Crate atomr_infer_pipeline

Expand description

§inference-pipeline

atomr-streams integration for inference graphs (doc §9), plus a re-export shim over atomr-accel-patterns so callers get the upstream universal-GPU blueprints (batching, cascade, replica pool, fair-share scheduler, hot-swap, MoE router, speculative decoder) without taking a second dependency.

The patterns are runtime-agnostic: they accept user-supplied closures / trait impls as the backend, so an inference deployment plugs in by handing them a closure that calls into a Box<dyn ModelRunner>. That avoids reimplementing any of the patterns locally — they’re the §9 building blocks the doc names.

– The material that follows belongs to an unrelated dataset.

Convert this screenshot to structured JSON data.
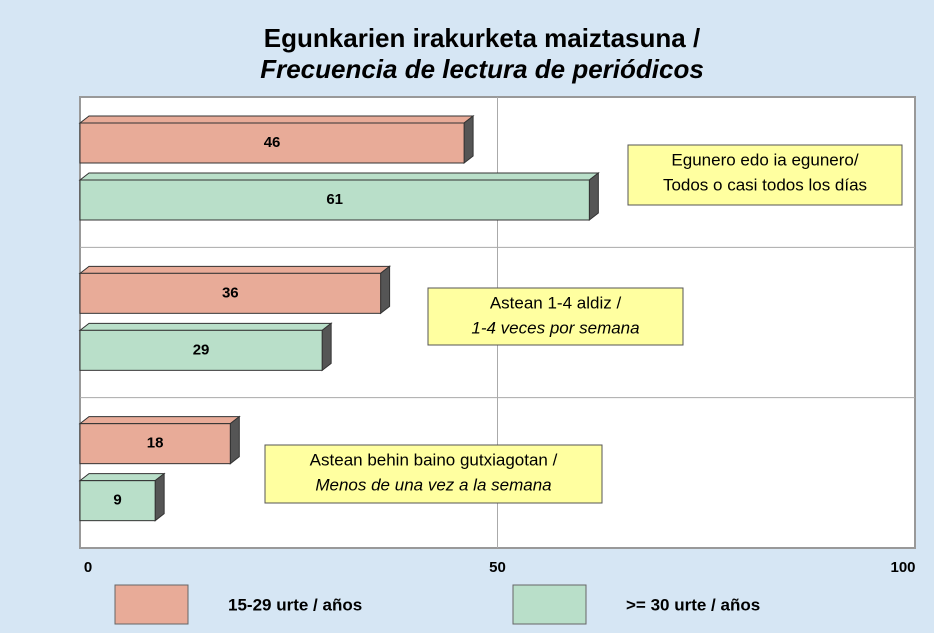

Re-exports are gated behind the cuda-patterns feature so inference --features remote-only builds don’t pull cudarc.

Structs§

HybridGraph: Reference hybrid-graph descriptor. Pure metadata; the instantiation lives in caller code (the examples/remote_only_demo crate exercises one path). When the cuda-patterns feature is on, callers turn the descriptor into an InferenceCascade by handing each deployment name to a CascadeStage whose closure looks the ActorRef up in the cluster.

Functions§

request_source: Adapter — accept a tokio::mpsc receiver and emit it as a stream Source. The caller owns the sender and is responsible for closing it to terminate the stream.